August 13, 2019

Horse 2583 - I Love The Millennium Falcon From Harrison Ford

When the film 'Star Wars' came out in 1977 (without embellishment to the name and where starting at chapter 4 was more of a stylistic thing to make the film look like a classic adventure film of the 1930s), I don't think that anyone in America ever really put the pun together.
The Ford Falcon in the United States had ended in 1970 and the so-called 1970½ Falcon wasn't related to the car which was introduced in 1960 as the 'compact'. The 1970½ Falcon was a poverty-spec 7th Gen Ford Fairlane; which had also parted ways with the Australian Fairlane.

The US to Australian mapping sort of works out to be:
Gen 1 - XK, XL, XM, XP
Gen 2 - XR, XT
Gen 3 - XW, XY

In Australia though, the Ford Falcon had kept on going and the original Thriftpower Six had been taken out from 170 cubic inches to 250 cubic inches. It had also like the Mustang which was built on the cheap and out of the Ford parts bin, acquired the Windsor 302 motor and the Cleveland 351. It was in the latter of those configurations that in 1977, Alan Moffat took to a 1-2 victory at Bathurst. So whereas the rest of the world saw Mad Max's Falcon as something cool, I merely saw him as a big wussbag who wasn't up to the job of competing at Bathurst.
By 1977 though, the Falcon had gone through a generational change and the XC was then currently in production. I bet that in 1977, nobody was looking forward 23 years to when the pun would be a physical reality.

I first came across the pun made real in the year 2000, on a trip to Melbourne. Harrison Ford was the name of a Ford Dealership in Melton and they had obviously seen the wit of it.
They had a much more pressing problem though. The AU Falcon which had been styled to fit in with the new worldwide styling cues of Ford's 'Edge' design language, was something of a commercial flop. The hoopy roofline made getting in and out of the rear seats unpleasant if you were tall, and just like the contemporary Taurus, it had an overly ovaly rear window. The market just wouldn't buy it. They opted for Holden's VT and then VX Commodore.



I however kind of like the front of the AU Falcon. I like that the clamshell which sits between the headlights, doesn't extend to meet the top of them. The little bulge that the blue oval sits on, on the centre line, is also a neat little touch which has been copied by other car makers.
Even though I had a Ford Ka Mk 1, which led the Edge styling language, I don't particularly care for the rear lights on the AU Falcon. My Ka had rear lights that fit nicely with its own styling, and those lights probably helped to inform the Fiesta, Focus and Mondeo but they should have never been applied to the Falcon. It says something about what everyone thought, that Ford hastily rectified the nose and tail and all the lights for the AU II and completely abandoned the trend for the BA Falcon.

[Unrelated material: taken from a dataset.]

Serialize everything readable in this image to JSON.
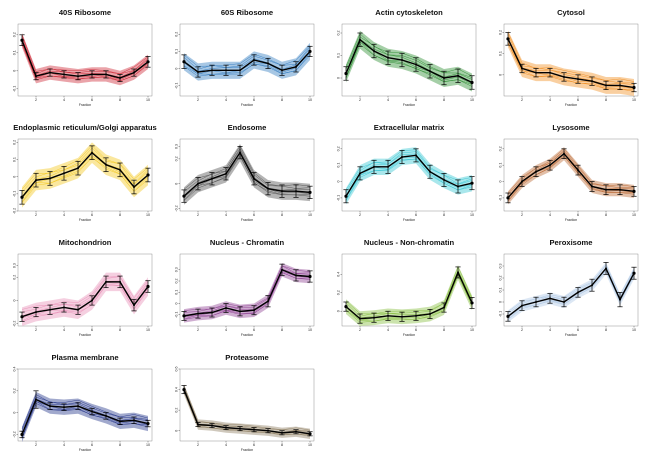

Nevertheless, it makes me happy to see AU Falcons on the road because it is not only a reminder of our automotive past when we actually made stuff in Australia but it has become a kind of revenge for the AU Falcon itself.

During the changeover from XE to XF, Ford made a hoo-haa about putting an alloy head on the venerable six cylinder engine. The problem was that in an Australian summer, it became a semi common sight on long journeys to see Falcons that had died in the heat. There was a rectification made for the EA Falcon, when the capacity was dropped from 4.1L to 3.9L but this didn't help all that much. For EB the engine was re-rectified and the capacity retinkered to 4.0L but from EB to EL, the problem never really went away.
In theory AU had the same engine again but there was a re-re-rectification. Admittedly when the BA came out and then when the engine re-re-re-rectified and renamed Barra, it transformed into a legend but it took a long while to get there.
What this means is that 20 years after the AU Falcon came out, there shouldn't really be all that many on the roads but the fact that there are is stubbornly defiant; I like it a lot.

I very much like the fact that we had a viable car industry at the turn of the millennium and I especially like the fact that we had both a Falcon being made at that date and that there was a Harrison Ford Dealership which existed at the time to sell them.
What I find despairing, in this second decade of the twenty-first century is that we successfully reorganised the economy through deliberate government policy so that there will never be a large scale motor industry again. The legacy of the Abbott/Turnbull Governments, is their gift to future generations of always having to import cars from overseas and denying them the chance to build elaborately transformed manufacters in Australia. On 12th Dec 2013 when Treasurer Joe Hockey dared the car companies to leave, they duly noted that, and promptly did. This was a giant two fingered salute to the people of Australia.



The sight of AU Falcons on the road some 17 years after they went out of production, is itself a salute to the women and men at Ford Australia and the Broadmeadows and Geelong plants who put them together. I love the Millenium Falcon and I would have found it fun to have one from Harrison Ford (they sell Hyundais now).